Excluding gasoline, comparable-store grocery sales for the year grew 2%, driven by a 1.5% hike in customer traffic and a 1.1% gain in the average transaction.
Operating income for the year decreased 7.6% to $128.6 million, as a 72-basis-point increase in gross margin to 24.36% was countered by a 92-basis-point rise in operating and administrative expense to 20.94% of sales. Factoring out the fuel business, gross margin for the core grocery segment grew 16 basis points, while operating and administrative expense rose approximately 60 basis points to an adjusted 23.5% of sales.
The biggest growth driver in operating expenses was salaries and wages, which added $24.7 million, largely due to additional labor hours required for the increase in supermarket sales and a more competitive labor market. Additionally, depreciation and amortization expense expanded 3.6% to $106.6 million, driven by the company's capital expenditures program.
The drop in operating income also reflects a $1.21 million loss on the disposal of assets compared with a gain of $2.19 million in fiscal 2015. The company notes that in fiscal 2016 it demolished and wrote off certain buildings in advance of constructing new stores in the future.
Other income, meanwhile, advanced 3.5% to $2.36 million, while interest expense dipped 1.4% to $46.3 million. With that, pretax income fell 10.5% to $84.6 million.
The bottom line for the 13week fourth quarter slid 12.6% to $14.2 million, although net sales gained 1% to $962.4 million, reflecting significantly lower retail gas prices year over year. Comparable-store sales excluding gasoline grew 1.6%.
Fourth quarter gross margin expanded 72 basis points to 24.65%, while operating and administrative expense escalated 104 basis points to 21.3% of sales. Factoring in a $274,000 loss on asset sales compared with a year-ago gain of $1.87 million, operating income tumbled 13.3% to $32 million.
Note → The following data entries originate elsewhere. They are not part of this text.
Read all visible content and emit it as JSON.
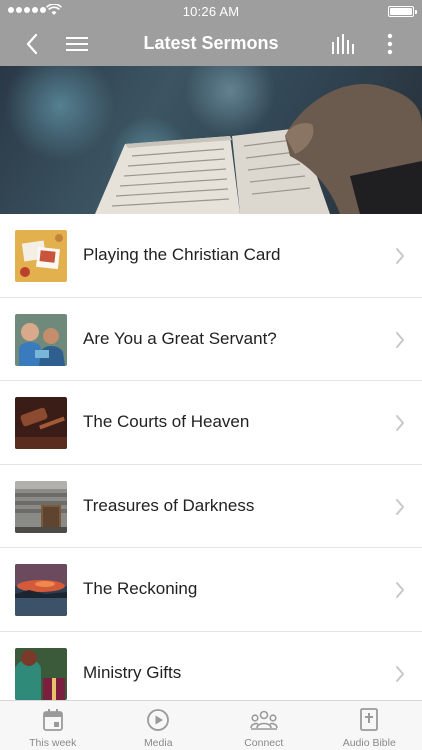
{
  "status_bar": {
    "time": "10:26 AM"
  },
  "navbar": {
    "title": "Latest Sermons",
    "icons": {
      "back": "back-chevron-icon",
      "menu": "hamburger-menu-icon",
      "audio": "audio-bars-icon",
      "more": "more-vertical-icon"
    }
  },
  "hero": {
    "image": "open-bible-photo"
  },
  "sermons": [
    {
      "title": "Playing the Christian Card",
      "thumb": "cards-photo"
    },
    {
      "title": "Are You a Great Servant?",
      "thumb": "people-photo"
    },
    {
      "title": "The Courts of Heaven",
      "thumb": "gavel-photo"
    },
    {
      "title": "Treasures of Darkness",
      "thumb": "vault-photo"
    },
    {
      "title": "The Reckoning",
      "thumb": "sunset-photo"
    },
    {
      "title": "Ministry Gifts",
      "thumb": "gift-photo"
    }
  ],
  "tabbar": {
    "tabs": [
      {
        "label": "This week",
        "icon": "calendar-icon"
      },
      {
        "label": "Media",
        "icon": "play-circle-icon"
      },
      {
        "label": "Connect",
        "icon": "group-icon"
      },
      {
        "label": "Audio Bible",
        "icon": "bible-icon"
      }
    ]
  },
  "colors": {
    "header_bg": "#9e9e9e",
    "tabbar_bg": "#f7f7f7",
    "tab_icon": "#9a9a9a",
    "chevron": "#c8c8c8"
  }
}
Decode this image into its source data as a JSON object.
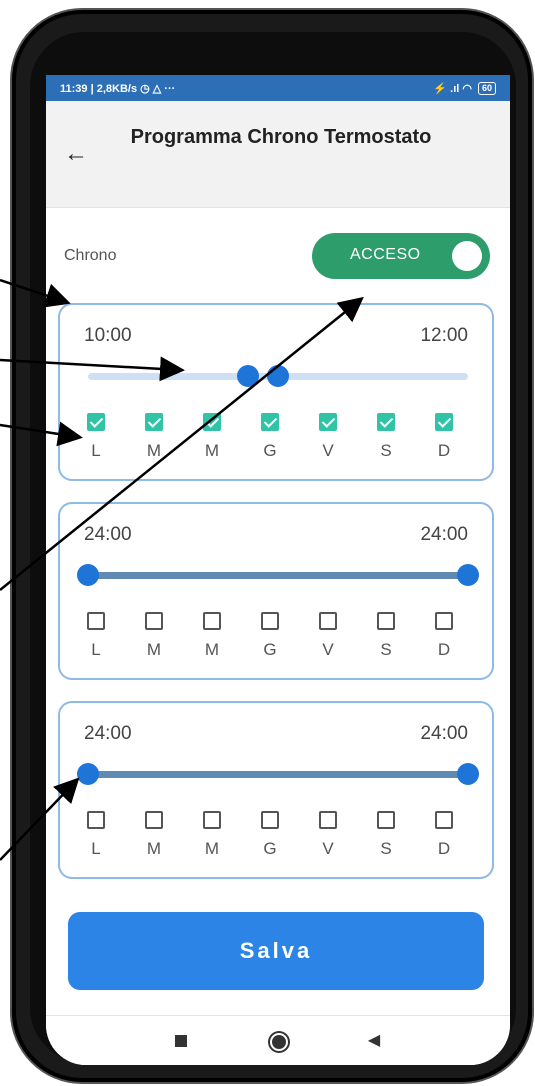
{
  "status_bar": {
    "time_speed": "11:39 | 2,8KB/s ◷ △ ···",
    "icons": "⚡ .ıl ◠",
    "battery": "60"
  },
  "header": {
    "back_icon": "back-arrow-icon",
    "title": "Programma Chrono Termostato"
  },
  "chrono": {
    "label": "Chrono",
    "toggle_label": "ACCESO",
    "toggle_on": true,
    "accent_color": "#2e9d6c"
  },
  "day_labels": [
    "L",
    "M",
    "M",
    "G",
    "V",
    "S",
    "D"
  ],
  "cards": [
    {
      "start": "10:00",
      "end": "12:00",
      "range_start_fraction": 0.42,
      "range_end_fraction": 0.5,
      "days_checked": [
        true,
        true,
        true,
        true,
        true,
        true,
        true
      ]
    },
    {
      "start": "24:00",
      "end": "24:00",
      "range_start_fraction": 0.0,
      "range_end_fraction": 1.0,
      "days_checked": [
        false,
        false,
        false,
        false,
        false,
        false,
        false
      ]
    },
    {
      "start": "24:00",
      "end": "24:00",
      "range_start_fraction": 0.0,
      "range_end_fraction": 1.0,
      "days_checked": [
        false,
        false,
        false,
        false,
        false,
        false,
        false
      ]
    }
  ],
  "save_button": {
    "label": "Salva",
    "color": "#2c84e6"
  },
  "nav": {
    "recent": "square-icon",
    "home": "circle-icon",
    "back": "triangle-back-icon"
  }
}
The decline in net income was slightly slower than operating profit, thanks to other income that surged 12.2% to $710,000, a 6.9% reduction of interest expense to $11.9 million, and a 260-basis-point drop in the effective tax rate to 31.7%.
During fiscal 2016, Ingles opened two stores and closed one that will be rebuilt, leaving it with 201 supermarkets in six Southeastern states as of September 24.